Why Google News may miss some articles

When Google News scans all the sites included in its system, it follows links that it interprets to be news articles. Our crawler uses a number of factors to determine what is and isn't a news article, many having to do with the amount of body text that appears in a given page's HTML. If our system can't extract article text, it won't include your content in Google News.

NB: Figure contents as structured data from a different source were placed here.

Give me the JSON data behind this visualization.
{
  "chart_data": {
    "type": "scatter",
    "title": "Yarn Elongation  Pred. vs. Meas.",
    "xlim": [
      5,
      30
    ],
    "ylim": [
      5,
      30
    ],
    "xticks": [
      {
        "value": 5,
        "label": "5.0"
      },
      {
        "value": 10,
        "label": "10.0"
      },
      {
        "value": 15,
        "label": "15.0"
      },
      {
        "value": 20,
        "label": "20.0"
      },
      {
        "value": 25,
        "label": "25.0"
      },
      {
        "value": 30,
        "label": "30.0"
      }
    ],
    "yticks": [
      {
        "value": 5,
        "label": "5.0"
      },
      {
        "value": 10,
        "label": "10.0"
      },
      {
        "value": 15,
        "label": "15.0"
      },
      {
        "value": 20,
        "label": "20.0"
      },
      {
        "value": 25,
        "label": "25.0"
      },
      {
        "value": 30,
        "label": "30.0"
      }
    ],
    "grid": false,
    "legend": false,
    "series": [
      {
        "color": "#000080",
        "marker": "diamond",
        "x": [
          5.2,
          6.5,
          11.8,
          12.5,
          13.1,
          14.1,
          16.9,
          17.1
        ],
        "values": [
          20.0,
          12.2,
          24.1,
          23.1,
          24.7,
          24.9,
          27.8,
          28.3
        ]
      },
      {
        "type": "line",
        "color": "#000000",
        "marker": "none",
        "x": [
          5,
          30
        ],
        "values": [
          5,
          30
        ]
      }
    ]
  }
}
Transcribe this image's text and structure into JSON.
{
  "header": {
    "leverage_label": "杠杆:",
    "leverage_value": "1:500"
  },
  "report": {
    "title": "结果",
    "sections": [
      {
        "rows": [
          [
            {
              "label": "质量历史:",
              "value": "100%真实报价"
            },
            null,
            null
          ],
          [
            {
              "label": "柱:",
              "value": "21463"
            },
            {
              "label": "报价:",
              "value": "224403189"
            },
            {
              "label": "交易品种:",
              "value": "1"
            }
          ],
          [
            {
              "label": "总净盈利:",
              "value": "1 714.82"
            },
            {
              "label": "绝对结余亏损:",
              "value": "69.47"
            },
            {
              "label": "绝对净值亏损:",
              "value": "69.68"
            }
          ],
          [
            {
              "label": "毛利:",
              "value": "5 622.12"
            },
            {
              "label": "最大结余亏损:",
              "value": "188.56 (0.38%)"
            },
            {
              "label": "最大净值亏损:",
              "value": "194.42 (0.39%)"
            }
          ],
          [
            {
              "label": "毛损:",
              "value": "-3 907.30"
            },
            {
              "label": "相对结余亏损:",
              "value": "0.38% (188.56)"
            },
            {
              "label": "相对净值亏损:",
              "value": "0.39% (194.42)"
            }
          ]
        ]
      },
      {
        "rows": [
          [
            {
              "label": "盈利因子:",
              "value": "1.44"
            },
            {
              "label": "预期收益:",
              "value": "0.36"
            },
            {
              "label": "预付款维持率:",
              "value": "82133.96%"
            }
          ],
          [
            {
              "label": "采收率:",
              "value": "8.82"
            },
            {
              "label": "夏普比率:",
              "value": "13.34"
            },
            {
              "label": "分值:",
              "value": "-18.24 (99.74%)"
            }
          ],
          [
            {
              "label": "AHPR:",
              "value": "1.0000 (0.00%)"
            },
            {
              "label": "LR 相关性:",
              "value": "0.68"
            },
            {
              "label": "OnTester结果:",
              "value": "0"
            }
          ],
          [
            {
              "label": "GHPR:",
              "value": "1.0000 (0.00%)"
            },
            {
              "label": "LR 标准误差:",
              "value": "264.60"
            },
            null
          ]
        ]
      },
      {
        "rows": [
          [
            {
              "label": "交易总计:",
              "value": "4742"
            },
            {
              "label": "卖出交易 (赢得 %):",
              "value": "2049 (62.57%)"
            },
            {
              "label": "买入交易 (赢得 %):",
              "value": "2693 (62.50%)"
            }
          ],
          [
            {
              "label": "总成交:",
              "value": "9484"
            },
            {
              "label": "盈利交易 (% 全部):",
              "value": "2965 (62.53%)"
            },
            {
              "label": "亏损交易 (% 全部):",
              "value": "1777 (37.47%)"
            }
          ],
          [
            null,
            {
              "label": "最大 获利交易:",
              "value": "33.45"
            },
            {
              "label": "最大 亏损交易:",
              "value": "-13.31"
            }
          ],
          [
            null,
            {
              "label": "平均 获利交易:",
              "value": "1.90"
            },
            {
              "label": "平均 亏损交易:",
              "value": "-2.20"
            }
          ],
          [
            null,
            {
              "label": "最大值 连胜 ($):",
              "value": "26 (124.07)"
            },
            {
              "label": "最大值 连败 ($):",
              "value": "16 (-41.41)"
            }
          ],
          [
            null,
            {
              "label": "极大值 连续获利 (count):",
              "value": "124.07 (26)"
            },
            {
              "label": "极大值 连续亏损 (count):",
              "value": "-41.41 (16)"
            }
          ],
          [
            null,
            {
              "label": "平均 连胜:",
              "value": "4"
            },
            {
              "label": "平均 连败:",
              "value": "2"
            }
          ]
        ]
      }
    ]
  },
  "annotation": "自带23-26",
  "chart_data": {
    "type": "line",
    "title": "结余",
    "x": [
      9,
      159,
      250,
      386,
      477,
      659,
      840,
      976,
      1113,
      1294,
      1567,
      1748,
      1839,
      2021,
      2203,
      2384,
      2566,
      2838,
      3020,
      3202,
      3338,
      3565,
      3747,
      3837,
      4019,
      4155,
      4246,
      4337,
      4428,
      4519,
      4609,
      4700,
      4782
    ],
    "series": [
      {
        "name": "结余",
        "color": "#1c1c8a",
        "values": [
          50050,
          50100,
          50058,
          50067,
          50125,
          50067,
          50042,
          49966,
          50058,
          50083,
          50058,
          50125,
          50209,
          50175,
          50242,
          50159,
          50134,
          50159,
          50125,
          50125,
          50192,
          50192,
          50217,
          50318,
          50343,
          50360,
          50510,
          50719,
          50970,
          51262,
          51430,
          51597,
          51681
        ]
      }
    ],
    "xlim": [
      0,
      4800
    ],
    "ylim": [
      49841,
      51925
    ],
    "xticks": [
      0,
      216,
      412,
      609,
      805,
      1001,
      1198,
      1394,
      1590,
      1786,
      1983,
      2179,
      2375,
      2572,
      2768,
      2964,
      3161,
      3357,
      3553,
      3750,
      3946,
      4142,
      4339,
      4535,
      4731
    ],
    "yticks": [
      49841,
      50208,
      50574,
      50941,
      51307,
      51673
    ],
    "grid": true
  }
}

Below, are a list of some of the most common issues that can prevent our crawler from extracting your articles' text:

  1. If the article content appears to be too long to be a news article, our crawler may not recognize it as an article. This may happen with news articles that contain user-contributed comments below the article, or HTML layouts that contain other material besides the news article itself.
  2. If the article content doesn't have punctuated sequences of contiguous words, we won't be able to include it in Google News. Make sure that the text of your articles is made up of sentences, and that you don't use frequent tags within your paragraphs.
  3. If the article content appears to consist only of isolated sentences not grouped into paragraphs, we won't be able to crawl it. Try formatting your articles into text paragraphs of a few sentences each.
  4. If the article content constitutes a small fraction of the text on the page, we won't be able to include it in our News index. Consider removing some of the non-article text on the page.
  5. If the article content appears to contain too few words to be a news article, we won't be able to include it. This applies to most links that would lead to news briefs or multimedia content, rather than full news articles.
  6. If the article content appears to be empty, we won't be able to crawl it. Make sure that the full text of each of your articles is available in the source code of your article pages (and not embedded in a JavaScript file, for example).
  7. If the article content is prevented from being crawled by a robots.txt file or a robots meta tag, Googlebot won't be able to access your article. Try removing the "noindex" and/or "nofollow" meta tags, or checking that your robots.txt file allows "User-agent: Googlebot" access to the file where your news articles are stored.

In addition to making simple formatting changes to your content, we also recommend that you follow our steps for troubleshooting missed articles and make sure you've submitted a Google News Sitemap.